Penerapan RAS pada kegiatan budidaya mampu menggenjot produktivitas hingga 100 kali lipat, efisien dalam penggunaan air dan lahan hingga 80 persen.
Penerapan RAS juga mudah dalam manajemen kualitas air dan dapat dilakukan sepanjang tahun karena pergantian air yang minim.
Sedangkan budidaya rumput laut hasil kultur jaringan memberikan keuntungan dalam menghasilkan rumput laut berkualitas serta dapat dilakukan secara terus menerus (kontinu) dalam skala massal dengan waktu yang relatif singkat.
Teknologi kultur jaringan ini mampu menyediakan bibit rumput laut secara kontinu serta tidak tergantung kondisi alam. Berapa penelitian juga menyatakan bahwa rumput laut berpotensi sebagai penyerap karbon dioksida di udara (carbon sink).

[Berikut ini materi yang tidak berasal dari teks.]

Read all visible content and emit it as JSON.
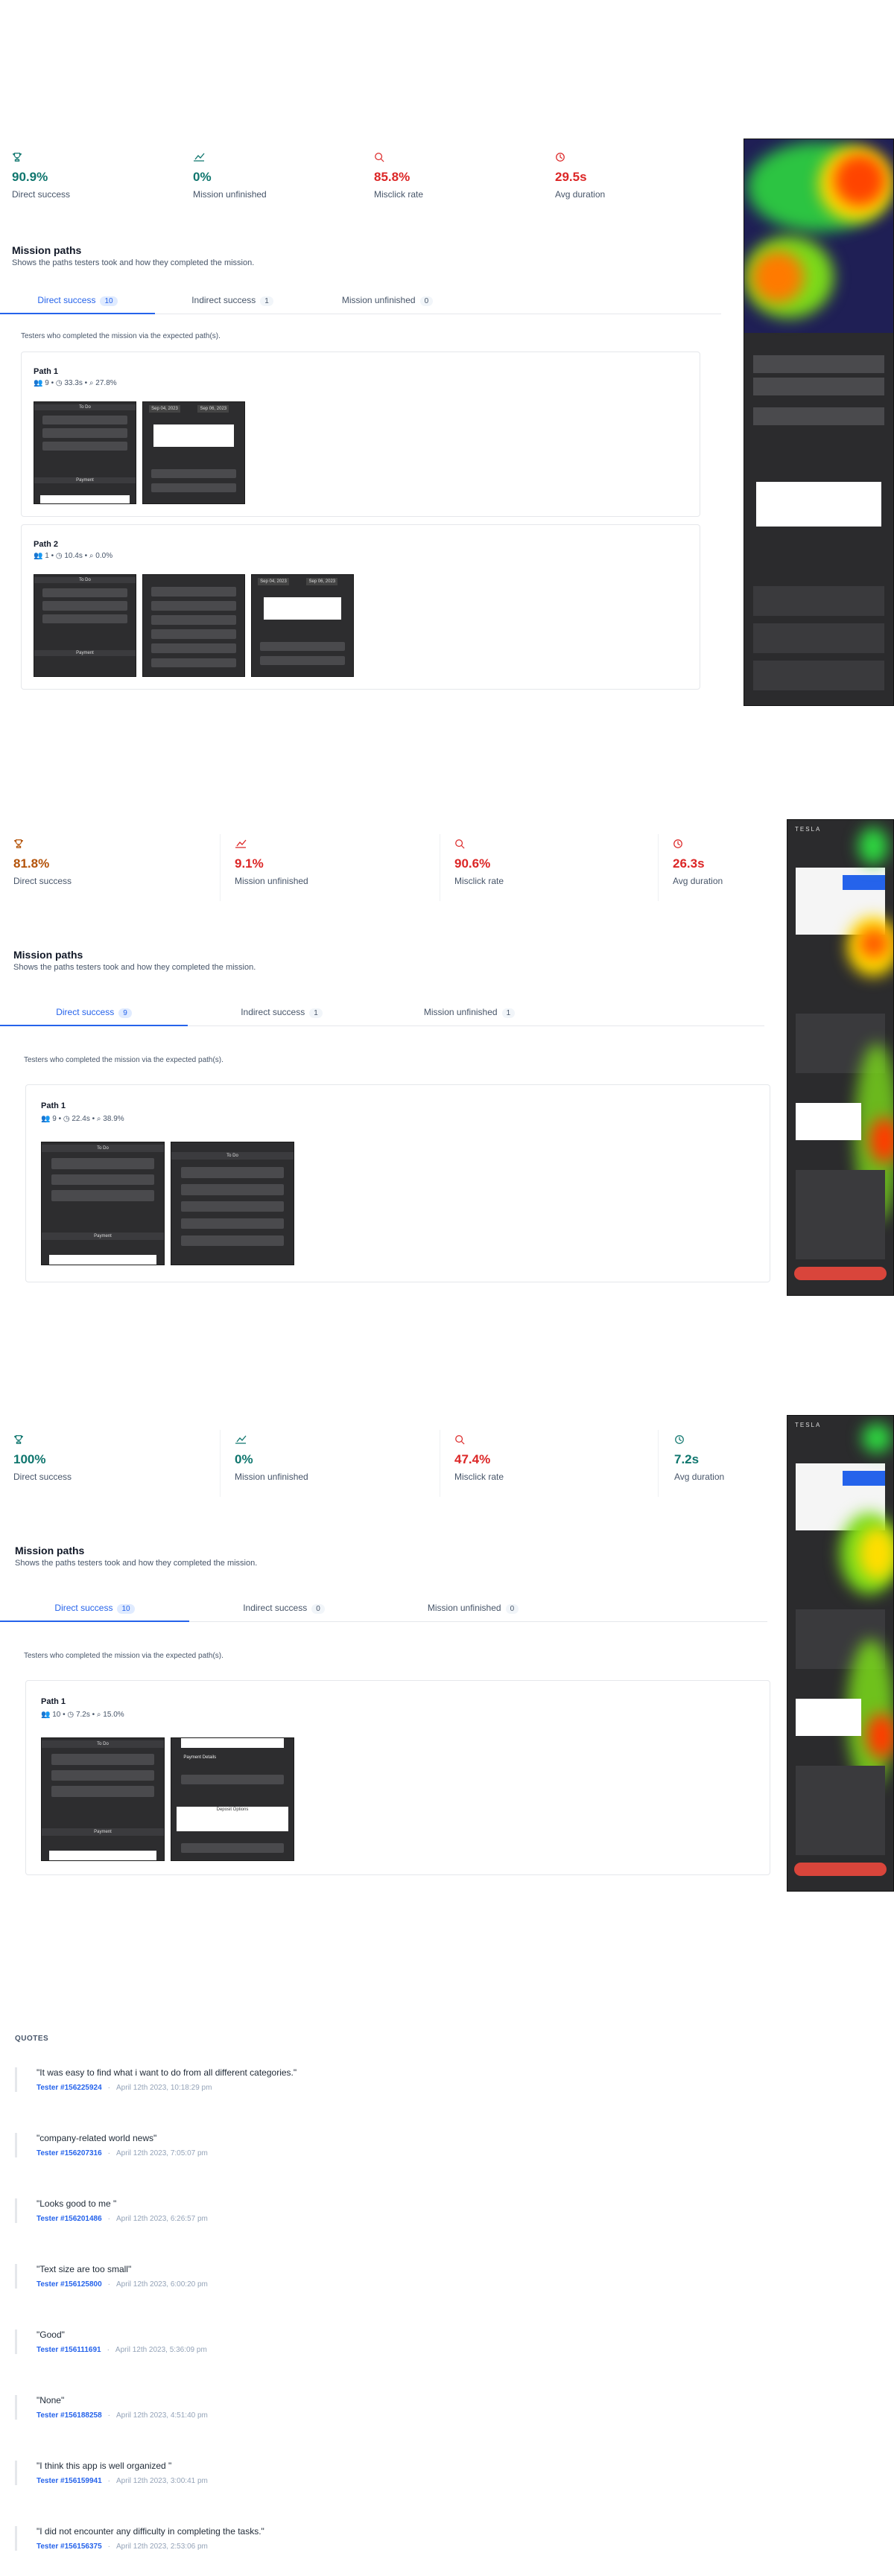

Menurut Slamet, aplikasi inovasi teknologi tersebut akan terus dikembangkan dan diaplikasikan di masyarakat secara masif, sehingga sektor akuakultur dapat menjadi motor penggerak perekonomian.
Karena itu, KKP komitmen untuk berinvestasi dalam dua program. Pertama, pengembangan budidaya ikan sistem mina padi dari tahun 2015 – 2019 sebanyak US$ 3 juta, untuk 963 ha lahan di Indonesia.
Kedua, pengembangan kultur jaringan rumput laut jenis Eucheuma cottonii tahun 2015 – 2019 sebanyak US$ 1,3 ribu secara berlanjutan.